In a report published Wednesday, the London-based rights group accused Nigerian police of rampant human rights violations, including extra-judicial killings, torture and enforced disappearances.
Amnesty International has released a new report saying Nigerian police are responsible for hundreds of unlawful killings every year.
Under Nigerian law police officers are allowed to shoot suspects and detainees who try to escape or avoid arrest. Amnesty International says this law gives the police permission to shoot at will.
According to official Nigeria police force statistics 857 armed robbers were killed and 53 were injured in 2008. The police publish such information, says Amnesty International Nigeria campaigner Lucy Freeman, to show that they're doing a good job at fighting crime.
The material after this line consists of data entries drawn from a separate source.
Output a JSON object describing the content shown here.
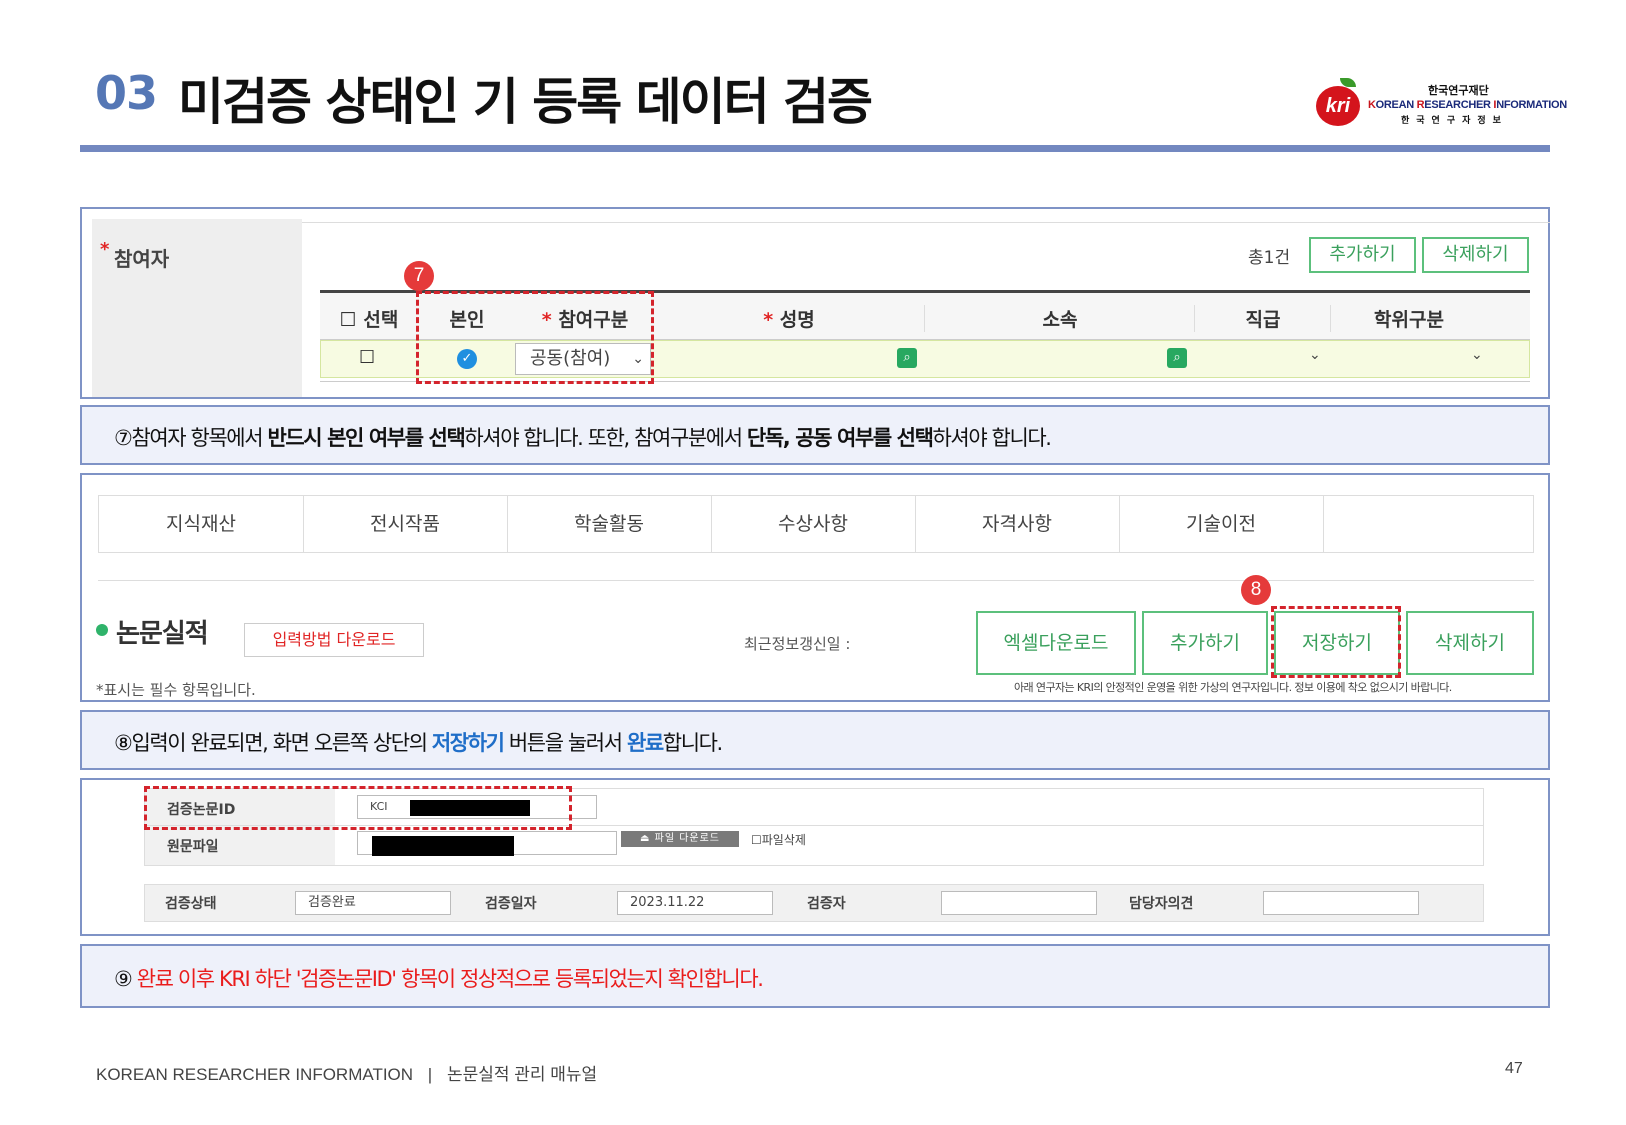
{
  "header": {
    "section_number": "03",
    "title": "미검증 상태인 기 등록 데이터 검증"
  },
  "logo": {
    "mark": "kri",
    "korean": "한국연구재단",
    "english_k": "K",
    "english_1": "OREAN ",
    "english_r": "R",
    "english_2": "ESEARCHER ",
    "english_i": "I",
    "english_3": "NFORMATION",
    "sub": "한국연구자정보"
  },
  "participants": {
    "label_star": "*",
    "label": "참여자",
    "total": "총1건",
    "add_button": "추가하기",
    "delete_button": "삭제하기",
    "badge": "7",
    "columns": {
      "select": "선택",
      "self": "본인",
      "type_star": "*",
      "type": "참여구분",
      "name_star": "*",
      "name": "성명",
      "affiliation": "소속",
      "position": "직급",
      "degree": "학위구분"
    },
    "row": {
      "type_value": "공동(참여)"
    }
  },
  "note7": {
    "num": "⑦",
    "p1": "참여자 항목에서 ",
    "b1": "반드시 본인 여부를 선택",
    "p2": "하셔야 합니다. 또한, 참여구분에서 ",
    "b2": "단독, 공동 여부를 선택",
    "p3": "하셔야 합니다."
  },
  "papers": {
    "tabs": [
      "지식재산",
      "전시작품",
      "학술활동",
      "수상사항",
      "자격사항",
      "기술이전"
    ],
    "section_title": "논문실적",
    "download_guide": "입력방법 다운로드",
    "last_update_label": "최근정보갱신일 :",
    "badge": "8",
    "excel_button": "엑셀다운로드",
    "add_button": "추가하기",
    "save_button": "저장하기",
    "delete_button": "삭제하기",
    "required_note": "*표시는 필수 항목입니다.",
    "virtual_note": "아래 연구자는 KRI의 안정적인 운영을 위한 가상의 연구자입니다. 정보 이용에 착오 없으시기 바랍니다."
  },
  "note8": {
    "num": "⑧",
    "p1": "입력이 완료되면, 화면 오른쪽 상단의 ",
    "b1": "저장하기",
    "p2": " 버튼을 눌러서 ",
    "b2": "완료",
    "p3": "합니다."
  },
  "verify": {
    "paper_id_label": "검증논문ID",
    "paper_id_prefix": "KCI",
    "original_file_label": "원문파일",
    "file_download": "파일 다운로드",
    "file_delete": "파일삭제",
    "status_label": "검증상태",
    "status_value": "검증완료",
    "date_label": "검증일자",
    "date_value": "2023.11.22",
    "verifier_label": "검증자",
    "manager_opinion_label": "담당자의견"
  },
  "note9": {
    "num": "⑨",
    "text": "완료 이후 KRI 하단 '검증논문ID' 항목이 정상적으로 등록되었는지 확인합니다."
  },
  "footer": {
    "left": "KOREAN RESEARCHER INFORMATION",
    "sep": "|",
    "doc": "논문실적 관리 매뉴얼",
    "page": "47"
  },
  "colors": {
    "accent_blue": "#7f93c6",
    "title_blue": "#5577b5",
    "green": "#3aa05c",
    "red": "#d4242c"
  }
}
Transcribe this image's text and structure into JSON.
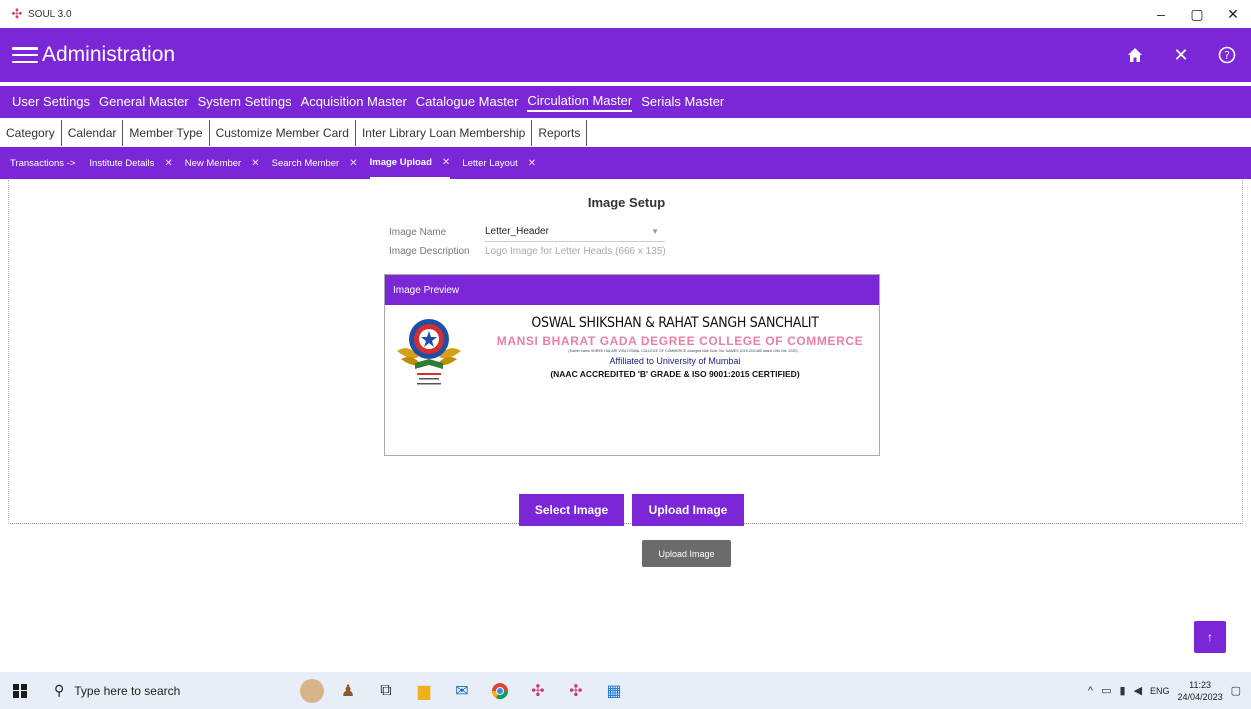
{
  "window": {
    "title": "SOUL 3.0",
    "minimize": "–",
    "maximize": "▢",
    "close": "✕"
  },
  "header": {
    "title": "Administration",
    "icons": [
      "home-icon",
      "close-icon",
      "help-icon"
    ]
  },
  "main_menu": [
    {
      "label": "User Settings"
    },
    {
      "label": "General Master"
    },
    {
      "label": "System Settings"
    },
    {
      "label": "Acquisition Master"
    },
    {
      "label": "Catalogue Master"
    },
    {
      "label": "Circulation Master",
      "active": true
    },
    {
      "label": "Serials Master"
    }
  ],
  "sub_menu": [
    {
      "label": "Category"
    },
    {
      "label": "Calendar"
    },
    {
      "label": "Member Type"
    },
    {
      "label": "Customize Member Card"
    },
    {
      "label": "Inter Library Loan Membership"
    },
    {
      "label": "Reports"
    }
  ],
  "breadcrumb": {
    "lead": "Transactions ->",
    "tabs": [
      {
        "label": "Institute Details"
      },
      {
        "label": "New Member"
      },
      {
        "label": "Search Member"
      },
      {
        "label": "Image Upload",
        "active": true
      },
      {
        "label": "Letter Layout"
      }
    ]
  },
  "setup": {
    "title": "Image Setup",
    "name_label": "Image Name",
    "name_value": "Letter_Header",
    "desc_label": "Image Description",
    "desc_value": "Logo Image for Letter Heads (666 x 135)",
    "preview_title": "Image Preview"
  },
  "letterhead": {
    "line1": "OSWAL SHIKSHAN & RAHAT SANGH SANCHALIT",
    "line2": "MANSI BHARAT GADA DEGREE COLLEGE OF COMMERCE",
    "line3": "(Earlier name SHREE HALARI VISA OSWAL COLLEGE OF COMMERCE changed vide Govt. No. NAMES 2019-20/1485 dated 10th Oct. 2020)",
    "line4": "Affiliated to University of Mumbai",
    "line5": "(NAAC ACCREDITED 'B' GRADE & ISO 9001:2015 CERTIFIED)"
  },
  "buttons": {
    "select": "Select Image",
    "upload": "Upload Image",
    "tooltip": "Upload Image",
    "scroll_top": "↑"
  },
  "taskbar": {
    "search_placeholder": "Type here to search",
    "lang": "ENG",
    "time": "11:23",
    "date": "24/04/2023"
  },
  "colors": {
    "brand_purple": "#7b27d8",
    "tooltip_gray": "#6b6b6b",
    "letterhead_pink": "#e87fa8"
  }
}
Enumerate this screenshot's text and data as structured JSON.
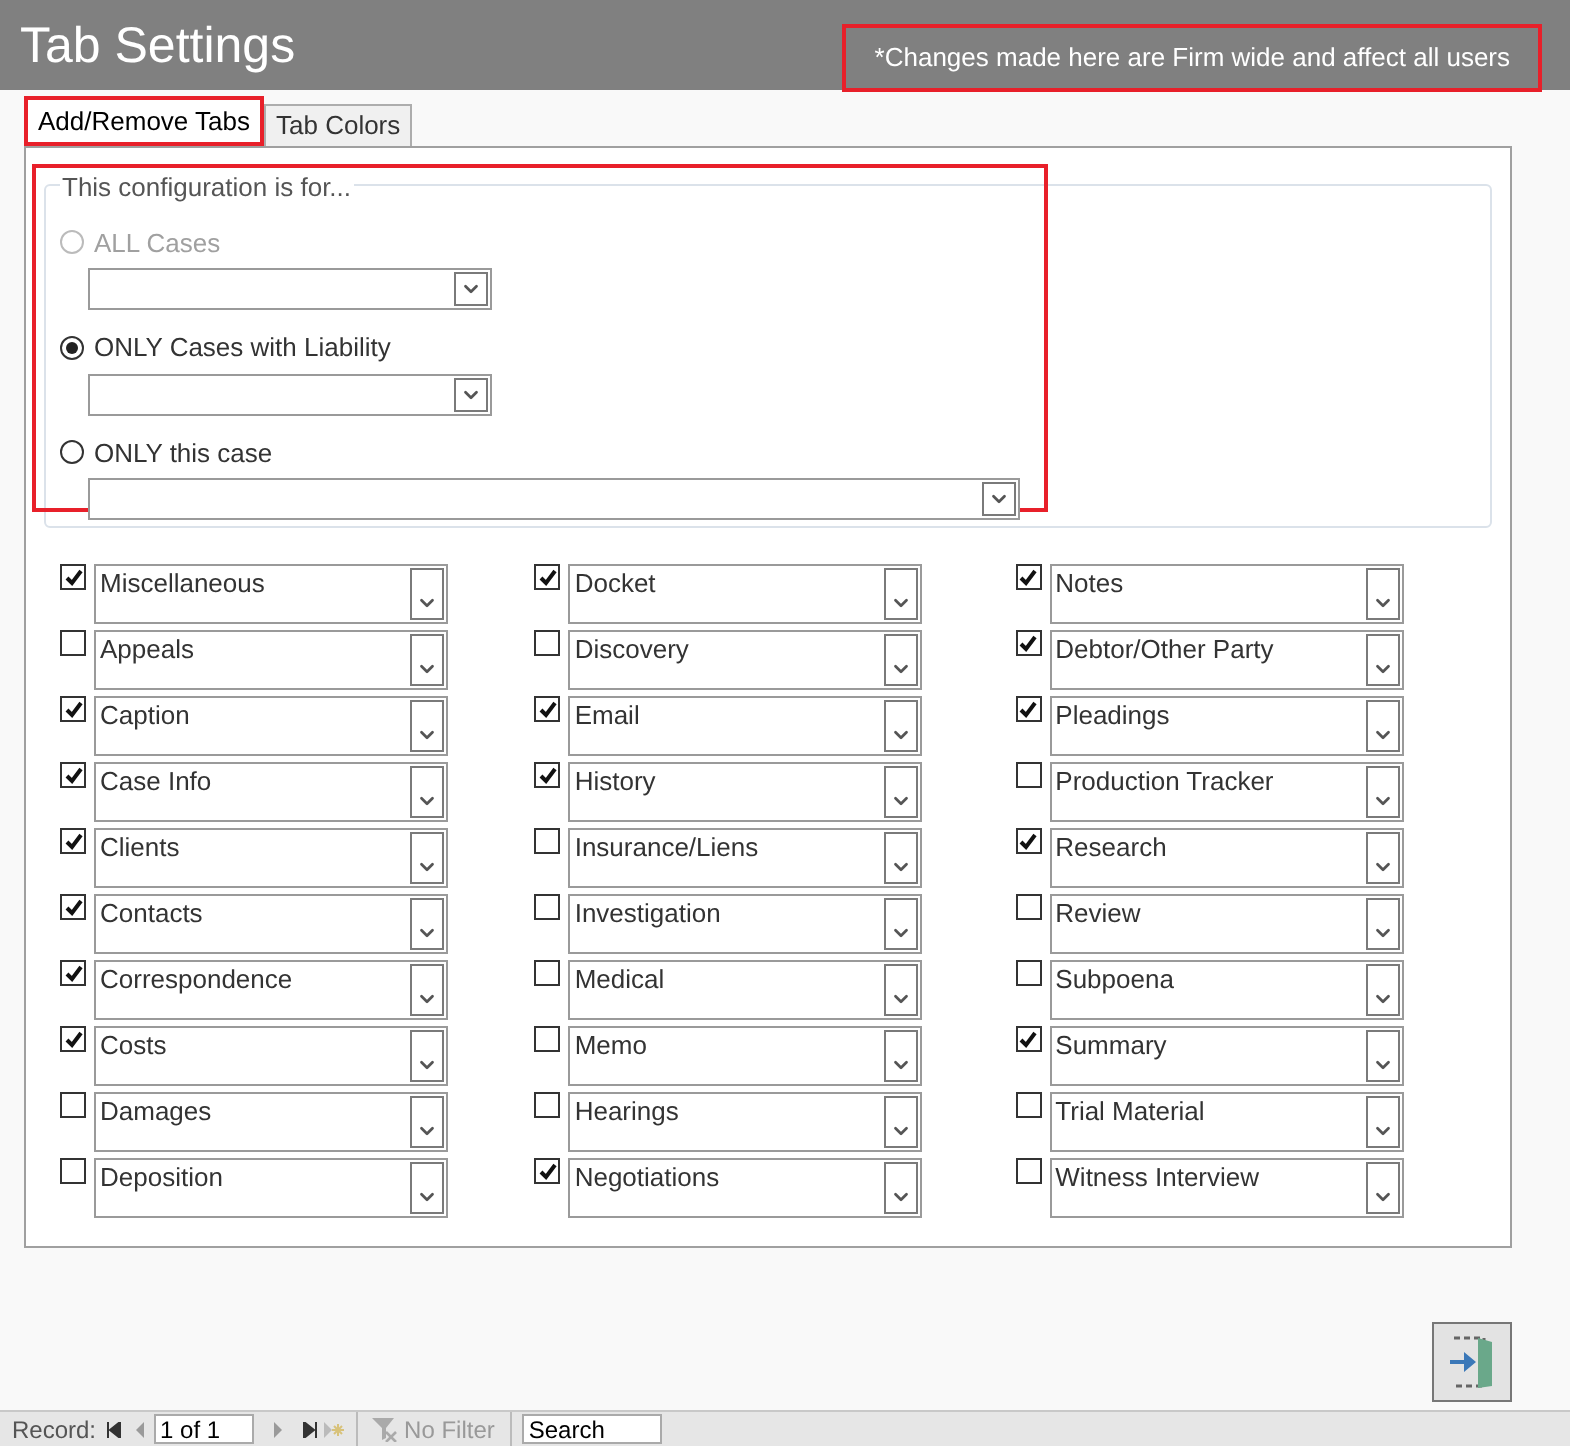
{
  "title": "Tab Settings",
  "notice": {
    "text": "*Changes made here are Firm wide and affect all users",
    "highlighted": true
  },
  "tabs": [
    {
      "label": "Add/Remove Tabs",
      "selected": true,
      "highlighted": true
    },
    {
      "label": "Tab Colors",
      "selected": false,
      "highlighted": false
    }
  ],
  "config": {
    "legend": "This configuration is for...",
    "highlighted": true,
    "options": [
      {
        "label": "ALL Cases",
        "selected": false,
        "disabled": true
      },
      {
        "label": "ONLY Cases with Liability",
        "selected": true,
        "disabled": false
      },
      {
        "label": "ONLY this case",
        "selected": false,
        "disabled": false
      }
    ]
  },
  "tab_columns": [
    [
      {
        "label": "Miscellaneous",
        "checked": true
      },
      {
        "label": "Appeals",
        "checked": false
      },
      {
        "label": "Caption",
        "checked": true
      },
      {
        "label": "Case Info",
        "checked": true
      },
      {
        "label": "Clients",
        "checked": true
      },
      {
        "label": "Contacts",
        "checked": true
      },
      {
        "label": "Correspondence",
        "checked": true
      },
      {
        "label": "Costs",
        "checked": true
      },
      {
        "label": "Damages",
        "checked": false
      },
      {
        "label": "Deposition",
        "checked": false
      }
    ],
    [
      {
        "label": "Docket",
        "checked": true
      },
      {
        "label": "Discovery",
        "checked": false
      },
      {
        "label": "Email",
        "checked": true
      },
      {
        "label": "History",
        "checked": true
      },
      {
        "label": "Insurance/Liens",
        "checked": false
      },
      {
        "label": "Investigation",
        "checked": false
      },
      {
        "label": "Medical",
        "checked": false
      },
      {
        "label": "Memo",
        "checked": false
      },
      {
        "label": "Hearings",
        "checked": false
      },
      {
        "label": "Negotiations",
        "checked": true
      }
    ],
    [
      {
        "label": "Notes",
        "checked": true
      },
      {
        "label": "Debtor/Other Party",
        "checked": true
      },
      {
        "label": "Pleadings",
        "checked": true
      },
      {
        "label": "Production Tracker",
        "checked": false
      },
      {
        "label": "Research",
        "checked": true
      },
      {
        "label": "Review",
        "checked": false
      },
      {
        "label": "Subpoena",
        "checked": false
      },
      {
        "label": "Summary",
        "checked": true
      },
      {
        "label": "Trial Material",
        "checked": false
      },
      {
        "label": "Witness Interview",
        "checked": false
      }
    ]
  ],
  "status_bar": {
    "record_label": "Record:",
    "position": "1 of 1",
    "filter": "No Filter",
    "search": {
      "placeholder": "Search"
    }
  }
}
"So it's more than just individual people and individual officers who are not following the law. This is becoming something of a tool of policing we fear," she said.
Amnesty International says the majority of unlawful police killings in Nigeria are not investigated and the victims' families receive no justice.
And it says in some cases unarmed and innocent people are killed by police, who later accuse the dead of armed banditry.
Freeman says in violence-rife Nigeria, there is much public support for the crackdown on banditry.
"Unfortunately there's some public support for very harsh treatment of armed robbers and some public support for torture and for execution of them. There's very little outcry when a so-called armed robber or a so-called kidnapper is killed by the police," she said.
But Nigeria police force spokesman Manuel Ojukwu says the Amnesty Report is unbalanced. He says police killings are always investigated.
"There are laws guiding such use of firearms and anybody who kills anybody in the course of duty must explain and justify his action," he said.
And he says the report has failed to portray the high number of police deaths. He says this year over 300 police officers have been killed.
"In the course of police operations many officers have also lost their lives -- Amnesty did not reflect that," he said.
But he adds the police force is facing challenges, which, with government funding, should be overcome.
The Nigerian police force is severely underfunded - many officers do not have basic equipment, such as bulletproof vests or handcuffs.
Amnesty International's report, "Killing at Will", is the result of three years of research between 2007 and 2009.